Chronic lung infections caused by Pseudomonas aeruginosa are a major cause of morbidity and mortality in cystic fibrosis (CF) patients, and the bacteria chronically infects some 80 percent of CF patients ages 25-34, and 60 percent of patients of any age. These infections can lead to respiratory damage called bronchiectasis and, in some cases, effective antibiotic therapy is no longer available, with multi-drug resistant forms of the bacteria becoming increasingly challenging to treat. New means of controlling drug-resistant P. aeruginosa infections are urgently needed.

Bacteriophage-based therapy is a potential therapeutic tool for the treatment of bacterial infections. Bacteriophages are viruses able to infect and replicate within bacteria.

The new patent covers the treatment of Pseudomonas infections through the sequential use of a bacteriophage (phage) therapy, followed by an antibiotic to which the bacteria were previously resistant. During the first stage of phage administration, Pseudomonas resistant to antibiotics are placed under pressure by the attacking phage, killing most of the bacteria.  But a small portion can mutate and evade the phage attack, although the effort renders them again sensitive to antibiotics .

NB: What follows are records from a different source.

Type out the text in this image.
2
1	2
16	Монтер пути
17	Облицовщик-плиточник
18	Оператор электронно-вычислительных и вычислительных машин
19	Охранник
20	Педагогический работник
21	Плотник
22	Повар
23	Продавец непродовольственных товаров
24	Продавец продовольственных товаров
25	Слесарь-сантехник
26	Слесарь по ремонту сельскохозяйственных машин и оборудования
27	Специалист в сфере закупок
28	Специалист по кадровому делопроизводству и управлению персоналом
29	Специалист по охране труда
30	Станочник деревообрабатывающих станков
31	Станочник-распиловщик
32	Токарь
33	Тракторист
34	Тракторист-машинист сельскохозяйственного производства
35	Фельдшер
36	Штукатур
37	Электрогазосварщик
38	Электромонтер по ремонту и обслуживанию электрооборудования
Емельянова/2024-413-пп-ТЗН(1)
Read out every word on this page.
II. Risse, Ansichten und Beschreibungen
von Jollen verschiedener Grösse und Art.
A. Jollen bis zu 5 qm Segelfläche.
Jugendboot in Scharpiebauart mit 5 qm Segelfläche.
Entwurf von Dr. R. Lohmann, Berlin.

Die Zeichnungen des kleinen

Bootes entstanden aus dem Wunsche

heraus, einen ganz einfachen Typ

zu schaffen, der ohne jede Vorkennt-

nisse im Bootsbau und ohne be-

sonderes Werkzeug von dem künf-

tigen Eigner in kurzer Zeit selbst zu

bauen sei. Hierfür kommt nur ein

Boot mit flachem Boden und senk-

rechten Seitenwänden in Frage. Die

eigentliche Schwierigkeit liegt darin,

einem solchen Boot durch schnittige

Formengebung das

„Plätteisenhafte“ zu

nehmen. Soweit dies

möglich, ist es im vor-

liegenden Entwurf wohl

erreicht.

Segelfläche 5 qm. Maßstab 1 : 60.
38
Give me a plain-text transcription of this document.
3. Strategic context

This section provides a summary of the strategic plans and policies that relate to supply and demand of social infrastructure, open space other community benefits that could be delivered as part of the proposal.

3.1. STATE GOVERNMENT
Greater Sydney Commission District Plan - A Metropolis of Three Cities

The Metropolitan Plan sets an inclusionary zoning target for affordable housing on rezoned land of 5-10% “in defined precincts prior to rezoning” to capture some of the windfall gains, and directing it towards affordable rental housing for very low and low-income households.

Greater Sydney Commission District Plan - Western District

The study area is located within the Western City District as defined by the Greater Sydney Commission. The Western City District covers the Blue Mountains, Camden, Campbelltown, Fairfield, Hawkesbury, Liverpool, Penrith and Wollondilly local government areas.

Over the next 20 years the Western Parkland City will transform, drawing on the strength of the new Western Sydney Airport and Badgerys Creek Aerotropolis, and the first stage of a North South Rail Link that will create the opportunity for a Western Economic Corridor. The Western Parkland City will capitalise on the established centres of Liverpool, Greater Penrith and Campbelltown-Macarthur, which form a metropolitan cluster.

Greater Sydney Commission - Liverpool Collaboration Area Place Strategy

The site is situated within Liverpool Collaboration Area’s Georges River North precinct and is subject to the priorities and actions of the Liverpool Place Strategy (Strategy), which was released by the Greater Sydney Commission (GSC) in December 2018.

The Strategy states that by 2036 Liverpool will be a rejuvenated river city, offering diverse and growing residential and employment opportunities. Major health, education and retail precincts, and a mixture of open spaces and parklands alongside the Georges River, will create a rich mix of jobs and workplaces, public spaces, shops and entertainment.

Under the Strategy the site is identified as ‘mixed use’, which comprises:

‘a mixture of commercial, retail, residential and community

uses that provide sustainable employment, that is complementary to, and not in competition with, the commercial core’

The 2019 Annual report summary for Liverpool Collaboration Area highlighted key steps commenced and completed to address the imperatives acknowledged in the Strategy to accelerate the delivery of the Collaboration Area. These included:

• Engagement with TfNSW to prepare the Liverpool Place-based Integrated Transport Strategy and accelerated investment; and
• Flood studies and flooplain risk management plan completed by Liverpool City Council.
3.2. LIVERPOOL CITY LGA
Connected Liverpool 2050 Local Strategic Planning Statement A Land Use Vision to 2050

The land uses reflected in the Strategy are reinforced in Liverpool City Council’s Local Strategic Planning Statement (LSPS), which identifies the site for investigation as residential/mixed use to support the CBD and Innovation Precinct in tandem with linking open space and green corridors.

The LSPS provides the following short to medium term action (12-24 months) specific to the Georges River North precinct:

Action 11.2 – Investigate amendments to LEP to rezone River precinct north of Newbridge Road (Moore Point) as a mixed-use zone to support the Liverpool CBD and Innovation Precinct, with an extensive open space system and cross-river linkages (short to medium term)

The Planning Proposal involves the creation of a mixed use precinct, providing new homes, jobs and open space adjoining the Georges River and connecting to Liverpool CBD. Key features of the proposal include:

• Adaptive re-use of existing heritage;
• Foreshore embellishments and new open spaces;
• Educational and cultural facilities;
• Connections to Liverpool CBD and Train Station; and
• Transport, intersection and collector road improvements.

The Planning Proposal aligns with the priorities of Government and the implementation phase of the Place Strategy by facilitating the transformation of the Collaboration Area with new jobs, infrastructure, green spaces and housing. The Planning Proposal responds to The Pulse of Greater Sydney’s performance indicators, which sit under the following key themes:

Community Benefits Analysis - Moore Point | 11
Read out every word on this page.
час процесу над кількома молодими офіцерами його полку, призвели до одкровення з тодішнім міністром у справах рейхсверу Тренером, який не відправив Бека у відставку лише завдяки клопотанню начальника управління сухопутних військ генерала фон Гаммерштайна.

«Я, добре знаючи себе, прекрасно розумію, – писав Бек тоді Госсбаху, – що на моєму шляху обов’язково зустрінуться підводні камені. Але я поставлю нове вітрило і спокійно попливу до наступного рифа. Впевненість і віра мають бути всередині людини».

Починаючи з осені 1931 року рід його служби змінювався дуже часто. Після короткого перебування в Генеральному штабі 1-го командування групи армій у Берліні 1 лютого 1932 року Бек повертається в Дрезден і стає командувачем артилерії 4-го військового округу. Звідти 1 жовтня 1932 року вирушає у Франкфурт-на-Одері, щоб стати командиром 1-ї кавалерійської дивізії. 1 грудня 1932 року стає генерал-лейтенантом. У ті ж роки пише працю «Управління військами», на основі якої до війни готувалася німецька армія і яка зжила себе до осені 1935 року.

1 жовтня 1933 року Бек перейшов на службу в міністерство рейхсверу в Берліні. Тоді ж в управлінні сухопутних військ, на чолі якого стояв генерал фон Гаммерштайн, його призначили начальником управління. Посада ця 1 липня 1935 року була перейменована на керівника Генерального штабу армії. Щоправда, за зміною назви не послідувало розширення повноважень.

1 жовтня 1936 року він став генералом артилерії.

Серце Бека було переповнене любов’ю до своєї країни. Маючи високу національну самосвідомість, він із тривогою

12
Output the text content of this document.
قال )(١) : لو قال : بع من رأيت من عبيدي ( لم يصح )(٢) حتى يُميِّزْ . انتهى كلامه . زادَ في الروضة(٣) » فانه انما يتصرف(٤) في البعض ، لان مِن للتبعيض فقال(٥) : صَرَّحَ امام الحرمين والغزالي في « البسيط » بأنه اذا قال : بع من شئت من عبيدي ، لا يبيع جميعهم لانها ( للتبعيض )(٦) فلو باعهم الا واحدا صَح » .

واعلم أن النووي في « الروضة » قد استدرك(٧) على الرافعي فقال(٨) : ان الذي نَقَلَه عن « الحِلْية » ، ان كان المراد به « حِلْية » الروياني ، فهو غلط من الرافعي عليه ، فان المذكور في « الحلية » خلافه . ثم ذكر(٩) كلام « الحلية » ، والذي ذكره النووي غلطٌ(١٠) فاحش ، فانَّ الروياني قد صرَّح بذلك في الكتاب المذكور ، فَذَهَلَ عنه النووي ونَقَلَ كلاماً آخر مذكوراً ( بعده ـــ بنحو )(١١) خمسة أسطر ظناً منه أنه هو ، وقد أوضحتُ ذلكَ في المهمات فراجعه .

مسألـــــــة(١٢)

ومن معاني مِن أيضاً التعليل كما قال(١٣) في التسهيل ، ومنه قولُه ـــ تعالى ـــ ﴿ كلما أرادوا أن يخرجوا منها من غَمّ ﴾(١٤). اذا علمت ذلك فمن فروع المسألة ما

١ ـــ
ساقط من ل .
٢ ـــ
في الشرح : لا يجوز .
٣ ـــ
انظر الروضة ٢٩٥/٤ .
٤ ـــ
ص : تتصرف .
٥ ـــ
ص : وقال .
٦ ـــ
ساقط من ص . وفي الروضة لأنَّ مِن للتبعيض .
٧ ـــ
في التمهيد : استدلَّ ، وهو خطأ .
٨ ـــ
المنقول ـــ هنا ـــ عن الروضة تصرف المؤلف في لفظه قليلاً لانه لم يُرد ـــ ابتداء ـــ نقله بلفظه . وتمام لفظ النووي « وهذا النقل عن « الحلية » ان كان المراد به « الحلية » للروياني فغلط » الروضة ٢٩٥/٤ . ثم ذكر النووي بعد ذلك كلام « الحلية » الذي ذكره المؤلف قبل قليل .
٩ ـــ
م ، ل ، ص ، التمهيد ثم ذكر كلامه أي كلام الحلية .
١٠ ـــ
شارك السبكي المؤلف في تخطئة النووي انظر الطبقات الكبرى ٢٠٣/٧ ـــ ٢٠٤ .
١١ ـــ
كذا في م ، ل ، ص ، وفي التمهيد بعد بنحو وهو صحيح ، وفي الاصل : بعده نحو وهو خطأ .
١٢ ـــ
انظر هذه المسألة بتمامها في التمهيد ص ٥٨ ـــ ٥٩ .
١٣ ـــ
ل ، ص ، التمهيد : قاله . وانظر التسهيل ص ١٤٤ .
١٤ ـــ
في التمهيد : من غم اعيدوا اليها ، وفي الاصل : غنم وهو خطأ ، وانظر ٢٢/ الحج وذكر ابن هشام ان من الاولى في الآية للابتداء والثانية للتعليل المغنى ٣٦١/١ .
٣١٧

At this point, antibiotics are administered to deplete the remaining bacteria. This resensitization experience has been seen in in vitro and in vivo experiments and in some human infections resistant to antibiotics, including a case in Australia where an antibiotic-resistant Pseudomonas bladder infection was treated and cleared.

AB-PA01 is an investigational drug therapy targeting CF, as well as non-CF, Pseudomonas isolates and is designed to completely eradicate the infection. Currently in preclinical development, an early clinical study of AB-PA01 as a CF treatment using a nebulized formulation of the phage cocktail is anticipated for 2017.

“Through a step-wise treatment paradigm of AB-PA01 followed by antibiotics, we envision a treatment modality that effectively clears chronic Pseudomonas infections in CF patients,” said M. Scott Salka, CEO of AmpliPhi Biosciences, in a press release. “By resensitizing Pseudomonas to antibiotics, we can turn back the clock on currently ineffective antibiotics and make them relevant again. Antibiotic resensitization has the potential to provide patients and caregivers with a new set of weapons … against the growing threat of antibiotic resistance.”